Erzählungen von der Zukunft

Und jetzt, so schließen die AutorInnen im dritten, dem politischsten Teil des Buches, stehen wir an einem Ende der Erzählungen des kämpferischen Agens. Die Überwindungsgeschichte ist lebensbedrohlich geworden. Wenn wir so weiter machen, wie bisher, wird es mit uns ein baldiges, schlimmes Ende nehmen. Es gibt mit unseren gewohnten Lösungen den Wohlstand nicht für alle, er beruht auf Ausbeutung, die uns alle letztlich unserer Ressourcen beraubt. Die „Anderen“ sind nicht ein antagonistisches Objekt, das man nur zu besiegen braucht, sondern Teil der Gesellschaft, die Benachteiligten dieser antagonistischen Erzählung, die POC, die Minderheiten, vor allem die Frauen haben ein Recht auf Teilhabe, auf ihre eigene Erzählung, und fordern diese auch machtvoll ein.

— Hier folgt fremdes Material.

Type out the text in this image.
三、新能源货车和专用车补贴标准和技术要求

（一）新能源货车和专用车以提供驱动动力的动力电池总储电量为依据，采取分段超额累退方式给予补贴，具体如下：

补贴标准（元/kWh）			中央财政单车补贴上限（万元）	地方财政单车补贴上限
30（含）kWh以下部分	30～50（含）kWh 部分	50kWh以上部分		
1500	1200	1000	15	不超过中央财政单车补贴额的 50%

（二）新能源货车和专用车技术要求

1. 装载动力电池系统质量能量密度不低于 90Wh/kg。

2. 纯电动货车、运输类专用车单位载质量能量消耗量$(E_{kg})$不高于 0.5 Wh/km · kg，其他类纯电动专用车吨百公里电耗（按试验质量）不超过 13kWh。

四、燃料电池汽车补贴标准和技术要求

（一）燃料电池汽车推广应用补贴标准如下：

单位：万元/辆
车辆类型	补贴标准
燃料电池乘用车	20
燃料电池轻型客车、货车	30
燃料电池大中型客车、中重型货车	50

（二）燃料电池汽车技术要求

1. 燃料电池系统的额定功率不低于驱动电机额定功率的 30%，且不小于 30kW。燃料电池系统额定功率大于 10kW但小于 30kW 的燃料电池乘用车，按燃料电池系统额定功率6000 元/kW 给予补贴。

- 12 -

Die Erfordernisse der Menschheit, die diese zum Überleben braucht sind Gemeinsamkeit, Nachhaltigkeit, Achtsamkeit, Kooperation, Gerechtigkeit, Verlangsamung, Vernunft, planvolles, besonnenes Agieren - davon hat Herkules wenig Ahnung. Die Zerschlagung des gordischen Knotens zerstört das ganze Seil, den Drachen brauchen wir noch, wir sollten ihn nicht töten. Die Demokratie und die darin notwendige diskursive Auseinandersetzung auf Augenhöhe, die Planung der Zukunft, all das lässt sich nicht so leicht in diese sexy Geschichten einpassen.

Doch auch all das wird sich wieder in Geschichten wiederfinden müssen, diese zu erfinden und neu zu definieren, ihre Werte und Themen zu erweitern und zu überwinden, das fordert dieses Buch von uns allen ein. Selbstverständlich wird es mehr brauchen, als nur die „Narrative“ zu ändern, doch das ist – so erklärt das Buch selten wortreich – eine der schwierigsten Aufgaben, die vor uns liegen.